My experience at the Renwick gallery was much like the many that I saw unfolding around me(and quite a few of the ones I’ve read about here), and although it may sound a bit cliche, I found the whole proess to be “wonderful.” I say this to mean that I was taken by surprise, and pleased to behold the various visual creations at the exhibit, and the fact that photography was encouraged added something to enjoyment of the art for many people I observed- and in a somewhat different way- myself as well. While I don’t fancy myself an artistic or skilled photographer the oppurtunity to explore different angles of the many pieces was still entertaining, and allowed for interaction with art that I had never really experienced before. My goal was to view the art in a unique way(just as we all see art uniquely) via my photographs, so I tried to take angles which others didn’t, like this one:
I kept this photo for myselft- which brings me to how I differed in my enjoyment of this exhibit from most. While I saw a hefty portion of the patrons who took pictures immidiately rushing to Instagram or Facebook or Snapchat to share with their friends the incredible sights they were capturing. While I appreciate my friends on these mediums and love sharing with them at times, I didn’t do so with these. Why? I wanted my experience to be personal, to connect with the art privately, but this does not mean I don’t support the use of social media to share experiences at the Renwick. If that is how someone best enjoys interacting with art, then I think that is what they should do, not only are they enhancing their own experience, but by showing others a portion of what they saw, it encourages more people to explore the beautiful sights of the Renwick.

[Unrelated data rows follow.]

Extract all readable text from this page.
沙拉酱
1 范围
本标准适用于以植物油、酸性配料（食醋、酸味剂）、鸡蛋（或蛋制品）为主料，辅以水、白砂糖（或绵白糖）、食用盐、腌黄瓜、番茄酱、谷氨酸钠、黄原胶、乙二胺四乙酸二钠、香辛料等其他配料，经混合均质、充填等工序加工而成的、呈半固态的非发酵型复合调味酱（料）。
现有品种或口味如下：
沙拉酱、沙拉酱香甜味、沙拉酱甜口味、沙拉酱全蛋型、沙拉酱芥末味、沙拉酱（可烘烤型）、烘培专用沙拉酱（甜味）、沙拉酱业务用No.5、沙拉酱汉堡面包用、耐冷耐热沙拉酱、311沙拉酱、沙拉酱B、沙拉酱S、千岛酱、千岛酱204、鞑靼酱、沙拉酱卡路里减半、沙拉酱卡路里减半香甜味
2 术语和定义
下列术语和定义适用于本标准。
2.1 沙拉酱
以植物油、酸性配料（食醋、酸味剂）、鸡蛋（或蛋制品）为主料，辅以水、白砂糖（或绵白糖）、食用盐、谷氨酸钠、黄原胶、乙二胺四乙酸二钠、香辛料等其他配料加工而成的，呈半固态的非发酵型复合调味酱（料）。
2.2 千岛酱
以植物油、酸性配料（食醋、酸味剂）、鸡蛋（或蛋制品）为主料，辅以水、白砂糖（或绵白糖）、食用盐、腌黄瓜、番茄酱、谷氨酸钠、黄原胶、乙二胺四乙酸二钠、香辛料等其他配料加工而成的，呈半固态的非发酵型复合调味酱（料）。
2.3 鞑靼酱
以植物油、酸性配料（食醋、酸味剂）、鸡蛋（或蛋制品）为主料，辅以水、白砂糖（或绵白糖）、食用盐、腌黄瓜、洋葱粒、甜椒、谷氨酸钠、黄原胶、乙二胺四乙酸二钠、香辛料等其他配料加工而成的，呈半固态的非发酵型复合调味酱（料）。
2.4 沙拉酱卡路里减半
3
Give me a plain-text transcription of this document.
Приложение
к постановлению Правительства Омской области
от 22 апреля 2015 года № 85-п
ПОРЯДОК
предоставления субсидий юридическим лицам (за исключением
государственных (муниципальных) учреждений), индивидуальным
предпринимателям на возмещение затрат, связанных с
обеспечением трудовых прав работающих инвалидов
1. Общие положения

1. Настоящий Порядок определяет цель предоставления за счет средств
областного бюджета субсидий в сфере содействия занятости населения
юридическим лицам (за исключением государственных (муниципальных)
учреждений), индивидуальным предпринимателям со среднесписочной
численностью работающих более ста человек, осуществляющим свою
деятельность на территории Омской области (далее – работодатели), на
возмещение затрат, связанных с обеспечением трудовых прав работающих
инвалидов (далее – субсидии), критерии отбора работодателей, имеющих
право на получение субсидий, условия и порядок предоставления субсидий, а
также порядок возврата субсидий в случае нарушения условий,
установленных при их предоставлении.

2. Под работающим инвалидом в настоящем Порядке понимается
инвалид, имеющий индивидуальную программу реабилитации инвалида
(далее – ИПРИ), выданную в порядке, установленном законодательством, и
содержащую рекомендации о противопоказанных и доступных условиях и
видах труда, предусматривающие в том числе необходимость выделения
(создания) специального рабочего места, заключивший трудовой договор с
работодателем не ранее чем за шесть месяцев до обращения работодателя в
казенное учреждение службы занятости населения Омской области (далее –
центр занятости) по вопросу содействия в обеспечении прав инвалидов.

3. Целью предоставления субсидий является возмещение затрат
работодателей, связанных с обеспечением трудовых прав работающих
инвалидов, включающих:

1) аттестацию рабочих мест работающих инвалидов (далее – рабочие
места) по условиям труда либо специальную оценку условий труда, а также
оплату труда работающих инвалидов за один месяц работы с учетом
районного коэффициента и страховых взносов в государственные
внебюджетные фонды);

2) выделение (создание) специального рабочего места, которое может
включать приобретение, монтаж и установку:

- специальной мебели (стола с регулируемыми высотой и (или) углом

Colorful warpings that morph before your eyes:
Or winding twigs that form the nestlike structure of an animal unknown:
No matter what people are capturing and sharing, I support it. Art should be enjoyed to the maximum potential, and the Renwick gallery has introduced a more modern, and effective way of doing this than almost any other gallery by encouraging photography. Considering the success of this exhibit it only follows that this will be a continuing trend in the art community, and one that I look forward to enjoying.